A dominant requirement of the system is that it continue to develop profits for the shareholders. This results in efforts to access the existing resources of Earth in both developed countries and the so-called under developed countries. The under-developed countries are often anxious to participate because they are in the midst of a population explosion and are often quite poor. It took 200,000 years for Earth to reach a population of a billion people at the beginning of the 19th century. By the beginning of the 20th century Earth had a population of nearly eight billion.
Stage 2: The Imaginal Cells. In this stage a number of individual groups; begin to appear. They have an image of a different kind of world. They are opposed by the economic elites who try and resist their efforts at every turn—through financial support for political leaders, lobbyists, media programs and various other means.
The imaginal cells see the injustices in the economic systems. They benefit wealthy individuals at the top and often fail to help those at the bottom of the economic ladder. They also give some corporations almost unlimited power to access Earth’s resources. Earth’s resources and ecosystems are plundered before Earth can replace them. This is especially a problem in the under-developed world where soils and forests are quickly depleted.
Stage 3: The Imaginal cells fight back. This is where we are right now. As was the case in the appearance of imaginal cells in the cocoon, individual imaginal cells join together with others in local communities in all parts of the world. All of them in different ways are experiencing the realities of climate change—heat waves, rising oceans, hurricanes tornadoes, droughts and damaged crops, and so forth.
Stage 4: A New Vision and System Development When the imaginal community groups are asked what they are fighting for, they will inevitable say that they are fighting for a shared vision and the development of new systems.
The vision is critical. It must hold them together and help them deal with the problems they are facing. They recognize the major problem is the abuse of the Earth they depend upon for their continued existence. So they develop visions that are mutually enhancing—visions that support Earth, humans and other species.

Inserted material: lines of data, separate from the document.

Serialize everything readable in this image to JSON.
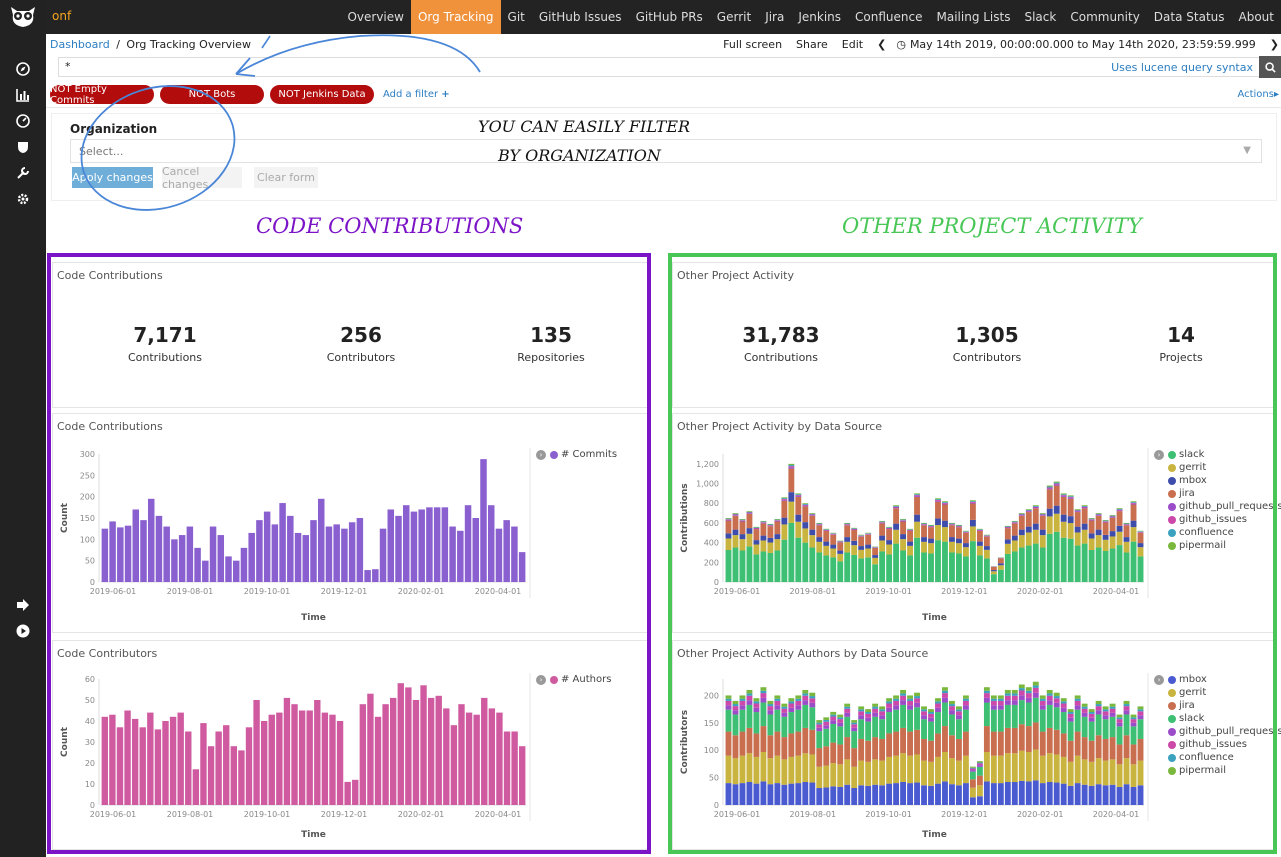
{
  "nav": {
    "brand": "onf",
    "links": [
      "Overview",
      "Org Tracking",
      "Git",
      "GitHub Issues",
      "GitHub PRs",
      "Gerrit",
      "Jira",
      "Jenkins",
      "Confluence",
      "Mailing Lists",
      "Slack",
      "Community",
      "Data Status",
      "About"
    ],
    "active": "Org Tracking"
  },
  "breadcrumb": {
    "root": "Dashboard",
    "separator": "/",
    "current": "Org Tracking Overview"
  },
  "header_actions": {
    "fullscreen": "Full screen",
    "share": "Share",
    "edit": "Edit",
    "time_range": "May 14th 2019, 00:00:00.000 to May 14th 2020, 23:59:59.999"
  },
  "search": {
    "value": "*",
    "lucene": "Uses lucene query syntax"
  },
  "filters": {
    "pills": [
      "NOT Empty Commits",
      "NOT Bots",
      "NOT Jenkins Data"
    ],
    "add_filter": "Add a filter",
    "actions": "Actions"
  },
  "org_panel": {
    "title": "Organization",
    "placeholder": "Select...",
    "apply": "Apply changes",
    "cancel": "Cancel changes",
    "clear": "Clear form"
  },
  "annotations": {
    "filter_note_1": "YOU CAN EASILY FILTER",
    "filter_note_2": "BY ORGANIZATION",
    "left_heading": "CODE CONTRIBUTIONS",
    "right_heading": "OTHER PROJECT ACTIVITY",
    "left_box_color": "#7b13c7",
    "right_box_color": "#48c757"
  },
  "code_metrics": {
    "title": "Code Contributions",
    "items": [
      {
        "value": "7,171",
        "label": "Contributions"
      },
      {
        "value": "256",
        "label": "Contributors"
      },
      {
        "value": "135",
        "label": "Repositories"
      }
    ]
  },
  "other_metrics": {
    "title": "Other Project Activity",
    "items": [
      {
        "value": "31,783",
        "label": "Contributions"
      },
      {
        "value": "1,305",
        "label": "Contributors"
      },
      {
        "value": "14",
        "label": "Projects"
      }
    ]
  },
  "chart_data": [
    {
      "id": "code_commits",
      "type": "bar",
      "title": "Code Contributions",
      "xlabel": "Time",
      "ylabel": "Count",
      "ylim": [
        0,
        300
      ],
      "yticks": [
        0,
        50,
        100,
        150,
        200,
        250,
        300
      ],
      "xticks": [
        "2019-06-01",
        "2019-08-01",
        "2019-10-01",
        "2019-12-01",
        "2020-02-01",
        "2020-04-01"
      ],
      "series": [
        {
          "name": "# Commits",
          "color": "#8a5fcf",
          "values": [
            125,
            142,
            128,
            132,
            170,
            145,
            195,
            155,
            130,
            100,
            110,
            130,
            80,
            50,
            130,
            110,
            60,
            50,
            80,
            115,
            145,
            165,
            135,
            185,
            155,
            115,
            110,
            145,
            195,
            130,
            135,
            125,
            140,
            150,
            28,
            30,
            125,
            170,
            155,
            180,
            165,
            170,
            175,
            175,
            175,
            130,
            120,
            180,
            150,
            288,
            180,
            125,
            145,
            130,
            70
          ]
        }
      ]
    },
    {
      "id": "code_authors",
      "type": "bar",
      "title": "Code Contributors",
      "xlabel": "Time",
      "ylabel": "Count",
      "ylim": [
        0,
        60
      ],
      "yticks": [
        0,
        10,
        20,
        30,
        40,
        50,
        60
      ],
      "xticks": [
        "2019-06-01",
        "2019-08-01",
        "2019-10-01",
        "2019-12-01",
        "2020-02-01",
        "2020-04-01"
      ],
      "series": [
        {
          "name": "# Authors",
          "color": "#cf5aa0",
          "values": [
            42,
            43,
            37,
            45,
            41,
            37,
            44,
            36,
            40,
            42,
            44,
            35,
            17,
            39,
            28,
            35,
            38,
            28,
            26,
            37,
            50,
            40,
            43,
            44,
            51,
            48,
            45,
            45,
            50,
            44,
            43,
            40,
            11,
            12,
            48,
            53,
            42,
            48,
            51,
            58,
            56,
            50,
            57,
            51,
            52,
            46,
            38,
            48,
            44,
            43,
            51,
            46,
            44,
            35,
            35,
            28
          ]
        }
      ]
    },
    {
      "id": "other_activity",
      "type": "bar",
      "stacked": true,
      "title": "Other Project Activity by Data Source",
      "xlabel": "Time",
      "ylabel": "Contributions",
      "ylim": [
        0,
        1300
      ],
      "yticks": [
        0,
        200,
        400,
        600,
        800,
        1000,
        1200
      ],
      "ytick_labels": [
        "0",
        "200",
        "400",
        "600",
        "800",
        "1,000",
        "1,200"
      ],
      "xticks": [
        "2019-06-01",
        "2019-08-01",
        "2019-10-01",
        "2019-12-01",
        "2020-02-01",
        "2020-04-01"
      ],
      "totals": [
        650,
        700,
        640,
        720,
        560,
        620,
        590,
        640,
        860,
        1200,
        900,
        800,
        700,
        600,
        540,
        500,
        420,
        600,
        550,
        480,
        500,
        360,
        620,
        560,
        780,
        640,
        540,
        900,
        600,
        580,
        850,
        820,
        600,
        580,
        520,
        830,
        540,
        480,
        160,
        250,
        570,
        620,
        700,
        740,
        780,
        700,
        980,
        1020,
        900,
        880,
        740,
        780,
        650,
        700,
        630,
        680,
        750,
        600,
        820,
        520
      ],
      "series": [
        {
          "name": "slack",
          "color": "#3dbf74",
          "share": 0.5
        },
        {
          "name": "gerrit",
          "color": "#c9b43f",
          "share": 0.18
        },
        {
          "name": "mbox",
          "color": "#3e4dab",
          "share": 0.08
        },
        {
          "name": "jira",
          "color": "#c96f50",
          "share": 0.2
        },
        {
          "name": "github_pull_requests",
          "color": "#9a4cc9",
          "share": 0.01
        },
        {
          "name": "github_issues",
          "color": "#cc48a9",
          "share": 0.01
        },
        {
          "name": "confluence",
          "color": "#3aa2bf",
          "share": 0.01
        },
        {
          "name": "pipermail",
          "color": "#7ab83d",
          "share": 0.01
        }
      ]
    },
    {
      "id": "other_authors",
      "type": "bar",
      "stacked": true,
      "title": "Other Project Activity Authors by Data Source",
      "xlabel": "Time",
      "ylabel": "Contributors",
      "ylim": [
        0,
        230
      ],
      "yticks": [
        0,
        50,
        100,
        150,
        200
      ],
      "xticks": [
        "2019-06-01",
        "2019-08-01",
        "2019-10-01",
        "2019-12-01",
        "2020-02-01",
        "2020-04-01"
      ],
      "totals": [
        200,
        190,
        200,
        210,
        195,
        215,
        190,
        200,
        185,
        195,
        200,
        210,
        205,
        155,
        160,
        170,
        165,
        185,
        155,
        180,
        175,
        185,
        180,
        195,
        200,
        210,
        200,
        205,
        180,
        175,
        195,
        215,
        190,
        180,
        200,
        70,
        80,
        215,
        200,
        200,
        210,
        210,
        220,
        215,
        225,
        200,
        210,
        205,
        195,
        175,
        200,
        185,
        175,
        190,
        180,
        185,
        165,
        190,
        165,
        180
      ],
      "series": [
        {
          "name": "mbox",
          "color": "#4a5bd1",
          "share": 0.2
        },
        {
          "name": "gerrit",
          "color": "#c9b43f",
          "share": 0.25
        },
        {
          "name": "jira",
          "color": "#c96f50",
          "share": 0.22
        },
        {
          "name": "slack",
          "color": "#3dbf74",
          "share": 0.2
        },
        {
          "name": "github_pull_requests",
          "color": "#9a4cc9",
          "share": 0.04
        },
        {
          "name": "github_issues",
          "color": "#cc48a9",
          "share": 0.04
        },
        {
          "name": "confluence",
          "color": "#3aa2bf",
          "share": 0.02
        },
        {
          "name": "pipermail",
          "color": "#7ab83d",
          "share": 0.03
        }
      ]
    }
  ]
}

In terms of new systems the major systems will be the economic systems. The are key to a continued existence and survival. But, as with their vision, they need to develop living systems that can thrive within a living Earth. And where will we find the resources and expertise to develop these systems? Here I suspect we will take a page from the original imaginal cells.
When the caterpillar in the cocoon dissolved into a gooey mass the imaginal cells used some of the elements of the caterpillar’s cells to create their own future. I suspect we will do the same thing. We will evaluate what we need –the science and the technology for example—that is consistent with our visions and use them to create new systems that can live within a living Earth. (I think some of these systems are already emerging, for example Kate Raworth’s Doughnut Economy. The Green New Deal also holds out some potential benefits.)
Stage 5: Towards a Viable Future. Just as the caterpillar broke out of the cocoon, we will break out of the economic systems and the flawed political and legal systems that have held us captive for so long. With new visions and new systems we will create a new kind of world
Conclusion
In this chronicle I have told two stories, the original story of the caterpillar and an imaginary story of the challenge we face in a climate changing world. Given what we have been doing to it, Earth will continue to “act out” to create some kind of balance for itself….with or without our continued existence.